I’m happily ensconced in my second marriage, having lost one spouse to death. HARD? No words for it! Don’t waste your moments together!
But in both marriages to men I love(d) deeply, there were times when I didn’t like them very much. Didn’t feel particularly attracted to them. No soft, snuggly warmth. More like this worn-down barn.
So what can you or I do when that is the case?
Remember that love is a choice. And its accompanying feelings cycle. At times attraction and warm, fuzzy feelings peak and we’re crazy in love with the other person. At other times something they do, which may be quite minor, tips the scales and we want to correct them, stop them, express our anger or frustration.

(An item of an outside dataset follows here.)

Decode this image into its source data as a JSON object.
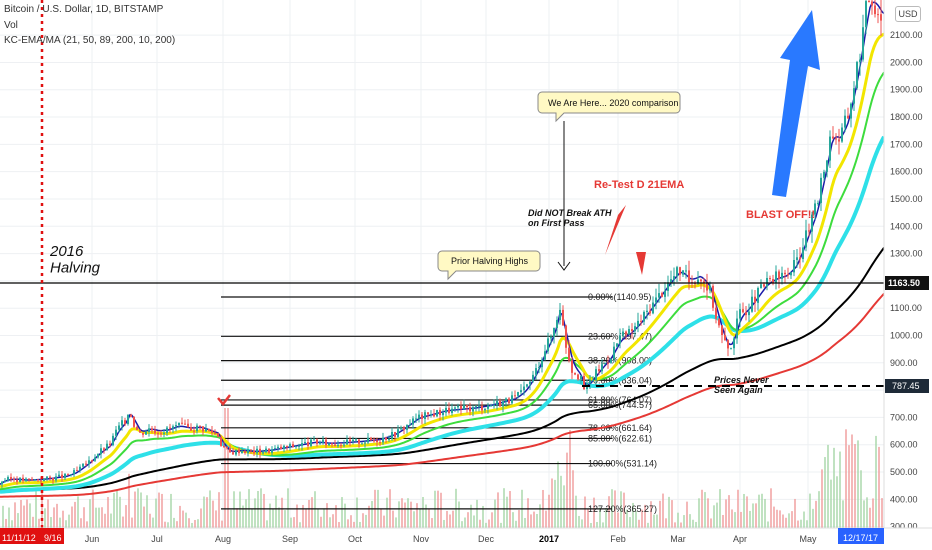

Love is a choice. If we wait patiently, the cycle will again change. Godly love, the kind spoken of in I Corinthians 13, chooses to upbuild and uplift the other even when circumstances are less than ideal. 2020 Walter Payton NFL Man of the Year, Russell Wilson, paraphrased his father’s instruction to him…
“To the young boy or girl who has a dream, who wants to make a difference. Remember this one thing: love always protects, always trusts, always hopes, always perseveres. Love changes things.”https://www.christianpost.com/news/russell-wilson-named-nfl-man-of-the-year-quotes-1-corinthians.html
I think of husbands who love their disabled wives, care for them, help meet their needs with understanding hearts. I read about a man who visited his wife in the Alzheimer’s Unit of a care center every day. She didn’t recognize him any more. Because of a stroke, her lip drooped on one side. Every day her husband would do his best to match the curve of her lip as he kissed her, then served her in any way he could.
I’m grateful for wives who encourage husbands who are discouraged and unsure which direction to go.
I thank God for the partners who commit to the long road of rebuilding a marriage after trust has been broken by infidelity.
And for those who, through good days and bad, support, pray for and encourage their mates.
That’s the kind of lover and friend I want to be.
My husband shows his love for me consistently and in many ways–on a cold morning he’ll start my car so it warms up before I have to leave for an appointment.
He makes breakfast every day to free me to write in the mornings.
We hug and encourage each other when one of us is discouraged, down.
We pray together for our families, friends, our nation.
And I am blessed in his love and, from what he tells me, he is in mine.
But think about the people around you who may be lonely–either married or single–but not experiencing the love and true partnership of either a spouse or a family member. What can you and I do today, this week, to reach out and extend love to someone near who may look like all is well, but inside is not?
I’m going to call my single neighbor right now.